Rodrigo Jimenez (pseudonyme) a étudié à l’École normale rurale d’Ayotzinapa entre 1995 et 2000. Il fait partie de la Coordination des diplômés défendant cette école.Ce qui s’est produit le 28 mars, c’est une agression commise par les policiers de l’État, et non un "affrontement" entre eux et les étudiants, comme l’ont dit certains médias. C’est évident dans la vidéo.
Cette violence n'est pas nouvelle. Les élèves de l’École normale rurale d’Ayotzinapa et ses diplômés sont victimes d’une répression systématique de la part des autorités depuis des années, bien avant la disparition des 43 étudiants.
En février, Claudio Castillo Peña, un enseignant retraité, qui avait étudié à l’école d’Ayotzinapa, est mort en marge d’affrontements entre des policiers et des professeurs, à Acapulco. En décembre 2011, deux étudiants de l’école, Gabriel Echeverría de Jesús et Jorge Alexis Herrera Pino, ont été tués par balles lors d’affrontements avec la police, non loin de l’endroit où le bus a été caillassé.
Et c’est comme ça depuis 20 ans… En tout, une cinquantaine d’étudiants ou d’anciens étudiants de l’École normale rurale d’Ayotzinapa ont disparu ou été assassinés. Certains étudiants reçoivent des menaces de mort ou des menaces visant leurs familles.

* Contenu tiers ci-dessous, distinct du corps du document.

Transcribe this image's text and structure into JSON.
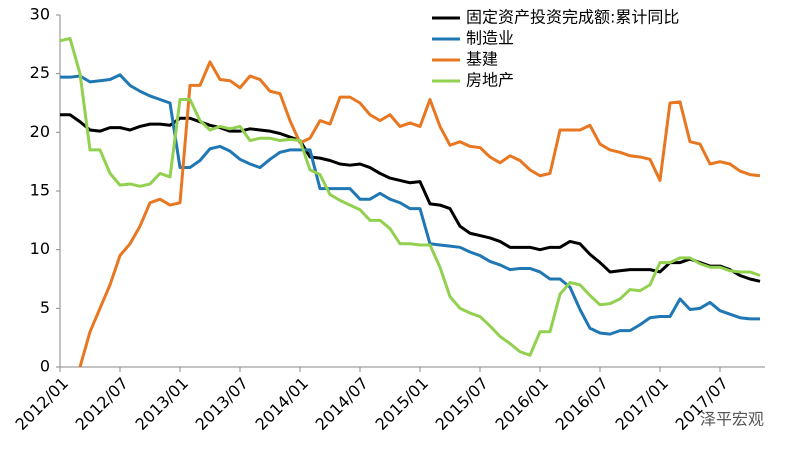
{
  "chart_data": {
    "type": "line",
    "categories": [
      "2012/01",
      null,
      null,
      null,
      null,
      null,
      "2012/07",
      null,
      null,
      null,
      null,
      null,
      "2013/01",
      null,
      null,
      null,
      null,
      null,
      "2013/07",
      null,
      null,
      null,
      null,
      null,
      "2014/01",
      null,
      null,
      null,
      null,
      null,
      "2014/07",
      null,
      null,
      null,
      null,
      null,
      "2015/01",
      null,
      null,
      null,
      null,
      null,
      "2015/07",
      null,
      null,
      null,
      null,
      null,
      "2016/01",
      null,
      null,
      null,
      null,
      null,
      "2016/07",
      null,
      null,
      null,
      null,
      null,
      "2017/01",
      null,
      null,
      null,
      null,
      null,
      "2017/07",
      null,
      null,
      null,
      null
    ],
    "series": [
      {
        "name": "固定资产投资完成额:累计同比",
        "color": "#000000",
        "values": [
          21.5,
          21.5,
          20.9,
          20.2,
          20.1,
          20.4,
          20.4,
          20.2,
          20.5,
          20.7,
          20.7,
          20.6,
          21.2,
          21.2,
          20.9,
          20.6,
          20.4,
          20.1,
          20.1,
          20.3,
          20.2,
          20.1,
          19.9,
          19.6,
          19.3,
          17.9,
          17.8,
          17.6,
          17.3,
          17.2,
          17.3,
          17.0,
          16.5,
          16.1,
          15.9,
          15.7,
          15.8,
          13.9,
          13.8,
          13.5,
          12.0,
          11.4,
          11.2,
          11.0,
          10.7,
          10.2,
          10.2,
          10.2,
          10.0,
          10.2,
          10.2,
          10.7,
          10.5,
          9.6,
          8.9,
          8.1,
          8.2,
          8.3,
          8.3,
          8.3,
          8.1,
          8.9,
          8.9,
          9.2,
          8.9,
          8.6,
          8.6,
          8.3,
          7.8,
          7.5,
          7.3
        ]
      },
      {
        "name": "制造业",
        "color": "#1f77b4",
        "values": [
          24.7,
          24.7,
          24.8,
          24.3,
          24.4,
          24.5,
          24.9,
          24.0,
          23.5,
          23.1,
          22.8,
          22.5,
          17.0,
          17.0,
          17.6,
          18.6,
          18.8,
          18.4,
          17.7,
          17.3,
          17.0,
          17.7,
          18.3,
          18.5,
          18.5,
          18.5,
          15.2,
          15.2,
          15.2,
          15.2,
          14.3,
          14.3,
          14.8,
          14.3,
          14.0,
          13.5,
          13.5,
          10.5,
          10.4,
          10.3,
          10.2,
          9.8,
          9.5,
          9.0,
          8.7,
          8.3,
          8.4,
          8.4,
          8.1,
          7.5,
          7.5,
          6.8,
          4.9,
          3.3,
          2.9,
          2.8,
          3.1,
          3.1,
          3.6,
          4.2,
          4.3,
          4.3,
          5.8,
          4.9,
          5.0,
          5.5,
          4.8,
          4.5,
          4.2,
          4.1,
          4.1
        ]
      },
      {
        "name": "基建",
        "color": "#e87722",
        "values": [
          null,
          null,
          0,
          3,
          5,
          7,
          9.5,
          10.5,
          12,
          14,
          14.3,
          13.8,
          14,
          24,
          24,
          26,
          24.5,
          24.4,
          23.8,
          24.8,
          24.5,
          23.5,
          23.3,
          21,
          19.1,
          19.5,
          21,
          20.7,
          23,
          23,
          22.5,
          21.5,
          21,
          21.5,
          20.5,
          20.8,
          20.5,
          22.8,
          20.5,
          18.9,
          19.2,
          18.8,
          18.7,
          17.9,
          17.4,
          18,
          17.6,
          16.8,
          16.3,
          16.5,
          20.2,
          20.2,
          20.2,
          20.6,
          19,
          18.5,
          18.3,
          18,
          17.9,
          17.7,
          15.9,
          22.5,
          22.6,
          19.2,
          19.0,
          17.3,
          17.5,
          17.3,
          16.7,
          16.4,
          16.3
        ]
      },
      {
        "name": "房地产",
        "color": "#92d050",
        "values": [
          27.8,
          28.0,
          25,
          18.5,
          18.5,
          16.5,
          15.5,
          15.6,
          15.4,
          15.6,
          16.5,
          16.2,
          22.8,
          22.8,
          21,
          20.2,
          20.5,
          20.3,
          20.5,
          19.3,
          19.5,
          19.5,
          19.3,
          19.4,
          19.3,
          16.8,
          16.4,
          14.7,
          14.2,
          13.8,
          13.4,
          12.5,
          12.5,
          11.8,
          10.5,
          10.5,
          10.4,
          10.4,
          8.5,
          6,
          5,
          4.6,
          4.3,
          3.5,
          2.6,
          2,
          1.3,
          1.0,
          3.0,
          3.0,
          6.2,
          7.2,
          7.0,
          6.1,
          5.3,
          5.4,
          5.8,
          6.6,
          6.5,
          7.0,
          8.9,
          8.9,
          9.3,
          9.3,
          8.8,
          8.5,
          8.5,
          8.2,
          8.1,
          8.1,
          7.8
        ]
      }
    ],
    "ylim": [
      0,
      30
    ],
    "yticks": [
      0,
      5,
      10,
      15,
      20,
      25,
      30
    ],
    "grid": false,
    "legend": "upper right",
    "watermark": "泽平宏观"
  }
}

“Les autorités veulent en finir avec les écoles normales rurales, derniers bastions de la révolution mexicaine”
En fait, l’objectif des autorités est d’en finir avec les écoles normales rurales, au nombre de seize dans le pays, car elles représentent le dernier bastion de la révolution mexicaine ayant éclaté en 1910. À l’époque, beaucoup de gens sont morts pour obtenir des avancées. [Le gouvernement de Lázaro Cárdenas, dans les années 1930, a notamment amorcé des réformes agraires et éducatives, l’éducation rurale étant l’une de ses priorités, NDLR.] Mais les gouvernements qui sont venus ensuite ont tout fait pour démanteler ces écoles.

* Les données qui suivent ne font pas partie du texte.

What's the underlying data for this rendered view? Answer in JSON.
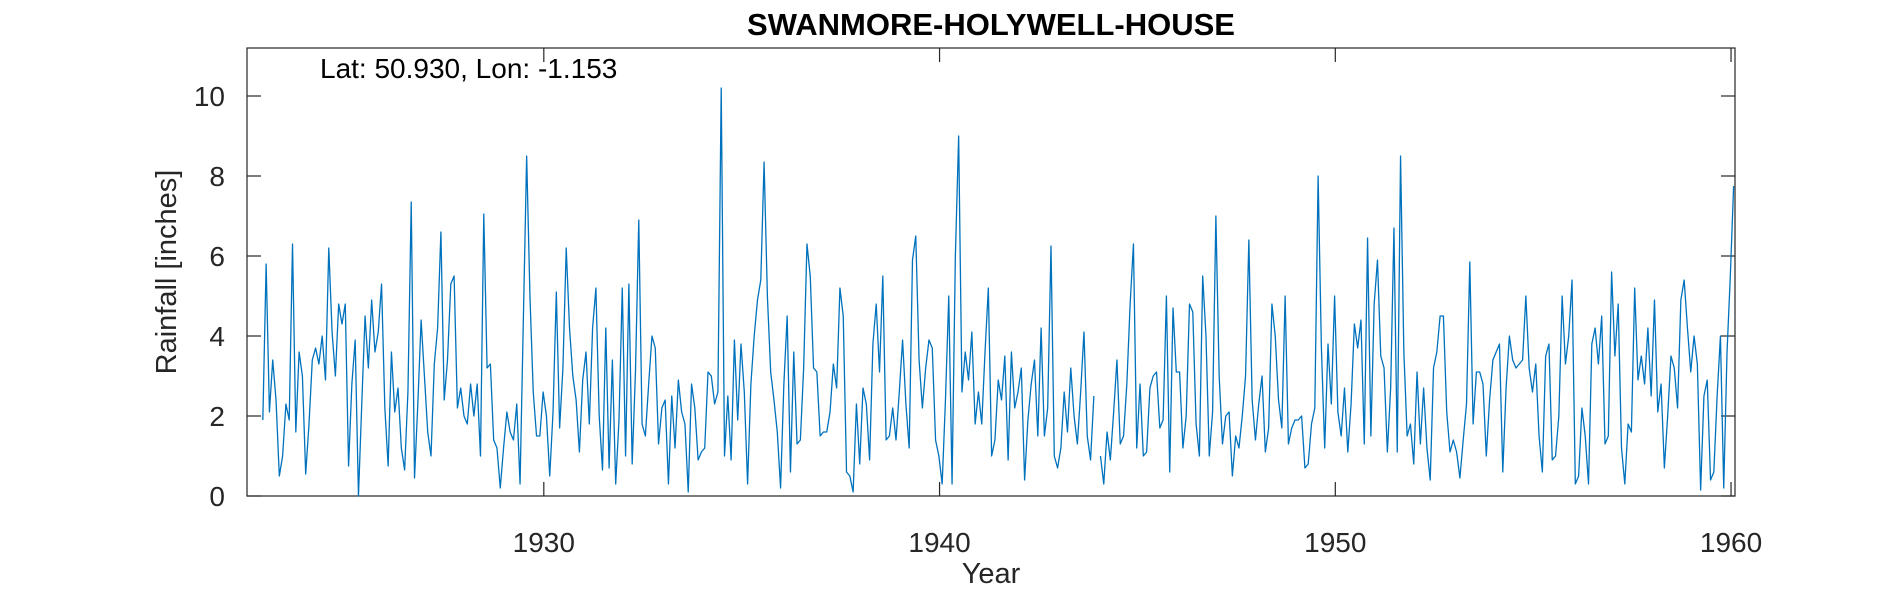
{
  "chart_data": {
    "type": "line",
    "title": "SWANMORE-HOLYWELL-HOUSE",
    "annotation": "Lat: 50.930, Lon: -1.153",
    "xlabel": "Year",
    "ylabel": "Rainfall [inches]",
    "xlim": [
      1922.5,
      1960.1
    ],
    "ylim": [
      0,
      11.2
    ],
    "xticks": [
      1930,
      1940,
      1950,
      1960
    ],
    "yticks": [
      0,
      2,
      4,
      6,
      8,
      10
    ],
    "grid": false,
    "line_color": "#0072BD",
    "series": [
      {
        "x_start": 1922.9,
        "x_step": 0.08333,
        "gap_after_index": [
          251
        ],
        "values": [
          1.9,
          5.8,
          2.1,
          3.4,
          2.4,
          0.5,
          1.0,
          2.3,
          1.9,
          6.3,
          1.6,
          3.6,
          3.0,
          0.55,
          1.8,
          3.4,
          3.7,
          3.3,
          4.0,
          2.9,
          6.2,
          4.1,
          3.0,
          4.8,
          4.3,
          4.8,
          0.75,
          2.8,
          3.9,
          0.0,
          2.3,
          4.5,
          3.2,
          4.9,
          3.6,
          4.1,
          5.3,
          2.2,
          0.75,
          3.6,
          2.1,
          2.7,
          1.2,
          0.65,
          2.6,
          7.35,
          0.45,
          2.3,
          4.4,
          3.0,
          1.6,
          1.0,
          3.3,
          4.2,
          6.6,
          2.4,
          3.4,
          5.3,
          5.5,
          2.2,
          2.7,
          2.0,
          1.8,
          2.8,
          2.0,
          2.8,
          1.0,
          7.05,
          3.2,
          3.3,
          1.4,
          1.2,
          0.2,
          1.2,
          2.1,
          1.6,
          1.4,
          2.3,
          0.3,
          4.4,
          8.5,
          5.0,
          2.6,
          1.5,
          1.5,
          2.6,
          2.0,
          0.5,
          2.1,
          5.1,
          1.7,
          3.2,
          6.2,
          4.2,
          3.0,
          2.4,
          1.1,
          2.9,
          3.6,
          1.8,
          4.2,
          5.2,
          2.0,
          0.65,
          4.2,
          0.7,
          3.4,
          0.3,
          1.9,
          5.2,
          1.0,
          5.3,
          0.8,
          3.1,
          6.9,
          1.8,
          1.5,
          2.8,
          4.0,
          3.7,
          1.3,
          2.2,
          2.4,
          0.3,
          2.5,
          1.2,
          2.9,
          2.1,
          1.8,
          0.1,
          2.8,
          2.2,
          0.9,
          1.1,
          1.2,
          3.1,
          3.0,
          2.3,
          2.6,
          10.2,
          1.0,
          2.5,
          0.9,
          3.9,
          1.9,
          3.8,
          2.6,
          0.3,
          2.8,
          4.0,
          4.9,
          5.4,
          8.35,
          5.0,
          3.1,
          2.4,
          1.6,
          0.2,
          2.8,
          4.5,
          0.6,
          3.6,
          1.3,
          1.4,
          3.2,
          6.3,
          5.5,
          3.2,
          3.1,
          1.5,
          1.6,
          1.6,
          2.1,
          3.3,
          2.7,
          5.2,
          4.5,
          0.6,
          0.5,
          0.1,
          2.3,
          0.8,
          2.7,
          2.3,
          0.9,
          3.8,
          4.8,
          3.1,
          5.5,
          1.4,
          1.5,
          2.2,
          1.4,
          2.6,
          3.9,
          2.3,
          1.2,
          5.9,
          6.5,
          3.4,
          2.2,
          3.2,
          3.9,
          3.7,
          1.4,
          1.0,
          0.3,
          2.4,
          5.0,
          0.3,
          6.0,
          9.0,
          2.6,
          3.6,
          2.9,
          4.1,
          1.8,
          2.6,
          1.8,
          3.6,
          5.2,
          1.0,
          1.4,
          2.9,
          2.4,
          3.5,
          0.9,
          3.6,
          2.2,
          2.6,
          3.2,
          0.4,
          1.9,
          2.8,
          3.4,
          1.5,
          4.2,
          1.5,
          2.2,
          6.25,
          1.0,
          0.7,
          1.2,
          2.6,
          1.6,
          3.2,
          2.0,
          1.3,
          2.6,
          4.1,
          1.5,
          0.9,
          2.5,
          null,
          1.0,
          0.3,
          1.6,
          0.9,
          2.1,
          3.4,
          1.3,
          1.5,
          2.8,
          4.8,
          6.3,
          1.2,
          2.8,
          1.0,
          1.1,
          2.7,
          3.0,
          3.1,
          1.7,
          1.9,
          5.0,
          0.6,
          4.7,
          3.1,
          3.1,
          1.2,
          2.0,
          4.8,
          4.6,
          1.8,
          1.0,
          5.5,
          4.0,
          1.0,
          2.1,
          7.0,
          3.0,
          1.3,
          2.0,
          2.1,
          0.5,
          1.5,
          1.2,
          2.0,
          3.0,
          6.4,
          2.4,
          1.4,
          2.3,
          3.0,
          1.1,
          1.7,
          4.8,
          4.0,
          2.4,
          1.7,
          5.0,
          1.3,
          1.7,
          1.9,
          1.9,
          2.0,
          0.7,
          0.8,
          1.8,
          2.2,
          8.0,
          3.7,
          1.2,
          3.8,
          2.3,
          5.0,
          2.1,
          1.5,
          2.7,
          1.1,
          2.3,
          4.3,
          3.7,
          4.4,
          1.3,
          6.45,
          1.5,
          4.8,
          5.9,
          3.5,
          3.2,
          1.1,
          2.7,
          6.7,
          1.1,
          8.5,
          3.6,
          1.5,
          1.8,
          0.8,
          3.1,
          1.3,
          2.7,
          1.2,
          0.4,
          3.2,
          3.6,
          4.5,
          4.5,
          2.1,
          1.1,
          1.4,
          1.1,
          0.45,
          1.4,
          2.3,
          5.85,
          1.8,
          3.1,
          3.1,
          2.8,
          1.0,
          2.4,
          3.4,
          3.6,
          3.8,
          0.6,
          2.7,
          4.0,
          3.4,
          3.2,
          3.3,
          3.4,
          5.0,
          3.2,
          2.6,
          3.3,
          1.5,
          0.6,
          3.5,
          3.8,
          0.9,
          1.0,
          2.0,
          5.0,
          3.3,
          4.0,
          5.4,
          0.3,
          0.5,
          2.2,
          1.5,
          0.3,
          3.8,
          4.2,
          3.3,
          4.5,
          1.3,
          1.5,
          5.6,
          3.5,
          4.8,
          1.2,
          0.3,
          1.8,
          1.6,
          5.2,
          2.9,
          3.5,
          2.8,
          4.2,
          2.5,
          4.9,
          2.1,
          2.8,
          0.7,
          2.0,
          3.5,
          3.2,
          2.2,
          4.9,
          5.4,
          4.2,
          3.1,
          4.0,
          3.3,
          0.15,
          2.5,
          2.9,
          0.4,
          0.6,
          2.5,
          4.0,
          0.2,
          3.6,
          5.5,
          7.75
        ]
      }
    ]
  }
}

Et ça continue actuellement, avec la mise en place de réformes structurelles libérales dans tout le pays, conduisant à la privatisation des services publics, dont l’éducation. Les écoles normales rurales, publiques et gratuites, ne rentrent donc pas dans ce projet, ce qui peut expliquer la recrudescence de la répression ces derniers temps. Au Mexique, ce sont les seuls établissements du supérieur où les étudiants disposent d’un internat gratuit. Pour pouvoir étudier dans ces écoles, ils doivent être fils de paysans, pauvres et vouloir devenir enseignants. Ce sont les seules conditions.

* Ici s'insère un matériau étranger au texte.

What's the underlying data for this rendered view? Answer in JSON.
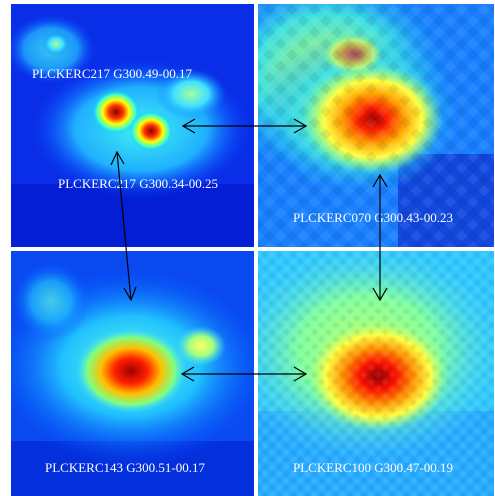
{
  "panels": {
    "top_left": {
      "labels": [
        "PLCKERC217 G300.49-00.17",
        "PLCKERC217 G300.34-00.25"
      ]
    },
    "top_right": {
      "labels": [
        "PLCKERC070 G300.43-00.23"
      ]
    },
    "bottom_left": {
      "labels": [
        "PLCKERC143 G300.51-00.17"
      ]
    },
    "bottom_right": {
      "labels": [
        "PLCKERC100 G300.47-00.19"
      ]
    }
  },
  "colors": {
    "divider": "#ffffff",
    "arrow": "#000000",
    "label_text": "#ffffff",
    "colormap": [
      "#00008f",
      "#0000ff",
      "#0080ff",
      "#00ffff",
      "#80ff80",
      "#ffff00",
      "#ff8000",
      "#ff0000",
      "#800000"
    ]
  }
}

“À la suite de la disparition des 43 étudiants, beaucoup de parents vont sûrement éviter d’envoyer leurs fils dans cette école”
Par ailleurs, l'École normale rurale d'Ayotzinapa, créée en 1926, dérange tout particulièrement les autorités, car elle est un symbole de lutte au Mexique. De grands hommes ont étudié dans cet établissement, tels que Lucio Cabañas, Genaro Vázquez [deux figures importantes des mouvements de guérilla dans les années 1960-70, NDLR], ou encore le chanteur Álvaro Carrillo. Ses étudiants ont souvent été diabolisés par le pouvoir. La grande majorité des 43 élèves disparus il y a six mois étaient en première année. C’est presque une génération entière qui a été perdue. Désormais, beaucoup de parents vont sûrement éviter d’envoyer leurs fils dans cette école…
Six mois après la disparition des 43 étudiants, l’enquête piétine. Le 27 janvier, le ministre de la Justice a affirmé que l'enquête permettait d'affirmer qu'ils avaient été enlevés par des policiers locaux, puis assassinés par des membres du cartel Guerreros Unidos, avant d'être brûlés et jetés dans une rivière. Une version contestée par les familles des victimes, mais également par des experts argentins. Seuls les restes d'un étudiant ont pour l’instant été identifiés, il y a plusieurs mois.